Wall Street continued the bullish momentum yesterday, but the FOMC meeting minutes indicated that Bernanke is running out of tools for handling the economy's problems. The ADP employment change data will be on today's focus.
The pound was influenced by disappointing macro data and shed over 120 pips yesterday. The potential reversing was ruined by fundamental elements and the GBP got back to the previous week's lows. The JPY still has not made a significant move, but it is trying to break-down the support at 76.5 against the USD, and it looks like it is about to make a strong move.
If so, the GBP/JPY, which has already started a bearish trend, might dive sharply. 125 is the current support, though it was broken several times during the last 3-trading day. A strong break-down can take this pair to 123 and complete the "Inverted Cup & Handle" pattern.
Yesterday we analyzed NZD/USD and suggested that it might rise. The NZD made the expected rising and it is likely to keep its uptrend. The NZD's big brother, AUD, has a similar pattern against the USD, and the bullish trend is clear there as well.

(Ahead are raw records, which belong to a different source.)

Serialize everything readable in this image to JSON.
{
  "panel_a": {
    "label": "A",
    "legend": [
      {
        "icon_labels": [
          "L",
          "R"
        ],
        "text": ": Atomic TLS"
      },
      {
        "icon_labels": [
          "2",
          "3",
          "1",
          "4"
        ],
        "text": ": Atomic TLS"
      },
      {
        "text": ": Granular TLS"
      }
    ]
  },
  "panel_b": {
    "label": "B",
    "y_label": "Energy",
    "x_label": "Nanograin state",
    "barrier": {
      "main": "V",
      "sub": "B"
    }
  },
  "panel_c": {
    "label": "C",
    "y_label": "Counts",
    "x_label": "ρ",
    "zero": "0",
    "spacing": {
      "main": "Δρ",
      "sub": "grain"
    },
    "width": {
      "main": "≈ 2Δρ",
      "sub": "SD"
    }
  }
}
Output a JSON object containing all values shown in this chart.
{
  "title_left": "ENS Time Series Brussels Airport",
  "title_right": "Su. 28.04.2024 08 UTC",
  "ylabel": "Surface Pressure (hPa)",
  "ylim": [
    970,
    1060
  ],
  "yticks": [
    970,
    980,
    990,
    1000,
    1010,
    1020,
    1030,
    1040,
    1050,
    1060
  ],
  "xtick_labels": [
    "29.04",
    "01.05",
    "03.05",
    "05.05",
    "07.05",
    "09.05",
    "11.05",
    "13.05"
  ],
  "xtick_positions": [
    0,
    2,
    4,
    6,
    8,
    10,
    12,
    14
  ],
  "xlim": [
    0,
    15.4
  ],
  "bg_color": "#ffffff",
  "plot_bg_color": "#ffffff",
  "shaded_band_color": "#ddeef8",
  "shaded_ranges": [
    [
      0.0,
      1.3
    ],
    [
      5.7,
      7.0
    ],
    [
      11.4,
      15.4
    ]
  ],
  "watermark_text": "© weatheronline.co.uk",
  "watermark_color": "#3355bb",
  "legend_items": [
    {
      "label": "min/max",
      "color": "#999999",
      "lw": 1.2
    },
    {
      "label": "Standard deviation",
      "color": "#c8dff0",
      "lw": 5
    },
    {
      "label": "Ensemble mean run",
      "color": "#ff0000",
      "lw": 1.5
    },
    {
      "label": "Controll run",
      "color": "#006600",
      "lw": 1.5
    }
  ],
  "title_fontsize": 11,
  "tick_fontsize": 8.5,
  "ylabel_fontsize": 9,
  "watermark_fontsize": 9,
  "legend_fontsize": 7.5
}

These two countries have high interest levels that attract many powerful investors. However, the NZD seems to be winning in the battle between these two currencies. The NZD broke a significant support at 1.255 and now it is dealing with the round number- 1.250. A break-down there can fall to the 52-week low at 1.232.
The Canadian dollar might turn back strengthening against the USD, after the American dollar failed breaking through 1.0. This pair is extremely volatile and it is hard to determine the direction of this pair, but the recent candlesticks might suggest that the CAD might rise. It broke down the support of the 200 SMA, which is an indicator that many traders use and base their decisions according to that. The 50 EMA supports the break-down candlestick from Monday. If the CAD starts its engines, it will have a freeway to 96.0.
Pay attention to the Canadian GDP data later today, which have a high impact on the currency.